Young and Dangerous est devenu, en 6 épisodes, l'une des séries les plus rentables de toute l'industrie hong-kongaise. Mais derrière cet énorme succès se "cachent" des films offrant au public une image glorifiée de la criminalité et de la mafia.

Même pour quelqu'un qui n'a pas encore vu un seul film de la série, Young and Dangerous est un nom immanquablement familier. D'abord à cause du succès et des rentrées d'argent que toute la série à rapporter à Andrew Lau, le réalisateur. Ensuite à cause de l'engouement que ces films ont provoqué à Hong Kong, créant même plusieurs copies quasi-conformes, qui jouent, bien naturellement sur la même carte des jeunes voyous s'enrichissant grâce au crime.
Il faut effectivement bien reconnaître des qualités à tous ces films : la mise en scène est très soignée (Andrew Lau a commencé dans la profession comme cinématographe, il a notamment travaillé sur des films comme As Tears go By), les acteurs sont des vedettes bien connus du public hong-kongais et les différents films sont plutôt divertissants.

Derrière les apparences

Mais Young and Dangerous, à travers ses héros réussissant grâce au vol, à l'extorsion et au meurtre, laisse un arrière goût amer. Toute la série semble effectivement n'être qu'une glorification des triades et du crime. A aucun moment sent-on une remise en question de la façon dont ces jeunes s'enrichissent.
Le seul message que semble véhiculé Young and Dangerous est que si l'on veut réussir actuellement à Hong Kong, et que l'on est jeune, il faut rejoindre les triades.
Le côté romantique et asocial des différents personnages se révèle aussi on ne peut plus attractif pour un public jeune en pleine rébellion et cherchant à se démarquer du reste du monde. The Prequel, le sixième volet de la série, accentue même cette image de rebelles en montrant les protagonistes comme des rockers-without-a-cause, le genre d'icônes que des milliers d'adolescents vénèrent aux quatre coins du monde.

Impact visuel

Copies conformes

Vu le succès de la série YaD, d'autres réalisateurs ont décidé de rentrer dans la danse et de retirer de ce marché juteux quelque argent.
Francis Ng, qui jouait dans le tout premier épisode de YaD, se retrouve dans trois des ersatz de la série : le pathétique Sexy and Dangerous (qui vient d'ailleurs de bénéficier d'une suite !), et les deux volets de Once Upon a Time in Triad Society où Ng reprend son rôle de Pretty Boy Kwun de YaD (renommé dans ce film Clever Gwun, le réalisateur n'ayant pas obtenu le droit d'utiliser ce premier nom).
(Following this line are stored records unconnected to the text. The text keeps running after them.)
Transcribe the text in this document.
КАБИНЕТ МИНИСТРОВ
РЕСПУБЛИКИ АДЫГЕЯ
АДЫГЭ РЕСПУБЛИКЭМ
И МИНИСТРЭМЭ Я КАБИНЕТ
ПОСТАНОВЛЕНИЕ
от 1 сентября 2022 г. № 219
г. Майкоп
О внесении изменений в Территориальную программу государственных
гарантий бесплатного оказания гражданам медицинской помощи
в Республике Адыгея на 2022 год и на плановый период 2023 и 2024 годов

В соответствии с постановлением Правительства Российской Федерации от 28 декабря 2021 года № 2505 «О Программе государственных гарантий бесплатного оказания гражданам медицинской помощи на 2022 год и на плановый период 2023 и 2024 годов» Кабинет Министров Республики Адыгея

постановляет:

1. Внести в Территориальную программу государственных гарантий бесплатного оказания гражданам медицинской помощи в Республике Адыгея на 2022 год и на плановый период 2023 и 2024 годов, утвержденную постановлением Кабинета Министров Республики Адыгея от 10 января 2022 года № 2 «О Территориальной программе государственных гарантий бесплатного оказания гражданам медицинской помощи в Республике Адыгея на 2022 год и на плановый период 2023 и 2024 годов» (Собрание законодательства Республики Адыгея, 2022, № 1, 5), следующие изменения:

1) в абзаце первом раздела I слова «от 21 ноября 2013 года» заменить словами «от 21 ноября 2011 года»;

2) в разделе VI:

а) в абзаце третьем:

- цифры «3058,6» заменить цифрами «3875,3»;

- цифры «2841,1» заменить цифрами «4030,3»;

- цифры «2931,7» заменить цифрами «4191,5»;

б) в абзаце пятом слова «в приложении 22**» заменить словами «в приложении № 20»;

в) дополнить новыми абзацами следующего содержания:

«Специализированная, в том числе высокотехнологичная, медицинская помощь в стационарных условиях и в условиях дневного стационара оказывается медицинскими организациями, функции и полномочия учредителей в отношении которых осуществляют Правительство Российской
Sexy and Dangerous porte déjà très mal son titre, les différentes actrices portant plus souvent des pantalons en forme de sac poubelle que des fringues sexy et donnant plus volontiers dans la grosse pouf vulgaire que le sexy. Quand au danger, en dehors de la santé mental du spectateur, ont l'attend toujours de la part de ces héroïnes qui auraient mieux fait de rester coudre à la maison que de nous ennuyer pendant une heure et demi (oh quel affreux misogyne je fais !).

Les femmes sont de nouveau à l'honneur dans Street Angels avec la plus célébre tueuse de Hong Kong, Chingamy Yau. Film glorificateur de triades, Street Angels s'inspire, comme Sexy and Dangerous et bien sûr YaD, d'une BD locale.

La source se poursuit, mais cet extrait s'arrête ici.